Economics – Naturally, a huge number of industries will be affected (in both positive and negative ways) by the removal of the driver from the car. Mechanics, car accessory shops, aftermarket workshops, driver-assistance technologies, garage builders, to name a few. Government road authorities will need to be able to identify and modify current road networks as required, to optimise for these cars (such as dedicated autonomous vehicle lanes). Insurance companies will need to account for a vastly reduced number of accidents.
Non-mapped environments / emergencies – If you’re travelling off-road, unless that route has been pre-mapped, chances are the system will not work well. If the environment has recently changed or there has been an emergency (like heavy winds / flooding) which has changed the roads, the system will fail.

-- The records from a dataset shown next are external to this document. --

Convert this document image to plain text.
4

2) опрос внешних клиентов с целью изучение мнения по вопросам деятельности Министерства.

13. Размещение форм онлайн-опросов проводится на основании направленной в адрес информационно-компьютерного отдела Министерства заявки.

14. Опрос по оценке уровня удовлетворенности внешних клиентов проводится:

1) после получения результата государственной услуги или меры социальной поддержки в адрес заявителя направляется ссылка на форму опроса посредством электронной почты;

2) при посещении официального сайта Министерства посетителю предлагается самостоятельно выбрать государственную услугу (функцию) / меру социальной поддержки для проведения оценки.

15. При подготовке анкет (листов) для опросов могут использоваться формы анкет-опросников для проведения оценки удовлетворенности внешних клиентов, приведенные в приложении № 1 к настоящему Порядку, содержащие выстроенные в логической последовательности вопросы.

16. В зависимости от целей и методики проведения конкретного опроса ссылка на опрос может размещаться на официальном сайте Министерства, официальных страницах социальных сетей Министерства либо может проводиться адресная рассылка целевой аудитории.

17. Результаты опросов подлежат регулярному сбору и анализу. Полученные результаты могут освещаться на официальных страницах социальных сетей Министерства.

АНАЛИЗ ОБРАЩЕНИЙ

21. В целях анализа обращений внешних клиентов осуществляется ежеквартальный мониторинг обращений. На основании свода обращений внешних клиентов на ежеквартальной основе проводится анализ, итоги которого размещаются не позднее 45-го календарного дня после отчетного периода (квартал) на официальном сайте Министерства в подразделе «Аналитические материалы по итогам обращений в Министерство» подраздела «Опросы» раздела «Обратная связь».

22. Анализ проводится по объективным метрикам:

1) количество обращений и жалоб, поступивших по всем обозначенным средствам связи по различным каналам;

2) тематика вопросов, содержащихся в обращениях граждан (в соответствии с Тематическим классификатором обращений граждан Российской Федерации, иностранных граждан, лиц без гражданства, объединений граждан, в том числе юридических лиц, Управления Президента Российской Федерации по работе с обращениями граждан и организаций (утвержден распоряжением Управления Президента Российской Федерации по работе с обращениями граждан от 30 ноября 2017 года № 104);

The autonomous car, as we currently know it, only works in a pre-mapped environment, that has predictable obstacles and accessible roads. The question is then, what happens if you need to gain manual control over the vehicle? Will there be a provision to do so, and will that ability be abused by people who aim to gain some kind of advantage?
We’re still a solid 5-10 years away from commercially available completely self-driving cars, if not more. However, the benefits are clear and they are the future of our transportation (unless more accessible public transportation becomes the norm). Enthusiasts will change from lamenting the death of the manual transmission and internal combustion engines, to lamenting the death of driving as a daily part of our routine, but the writing is on the wall and we’ll all be better off for it.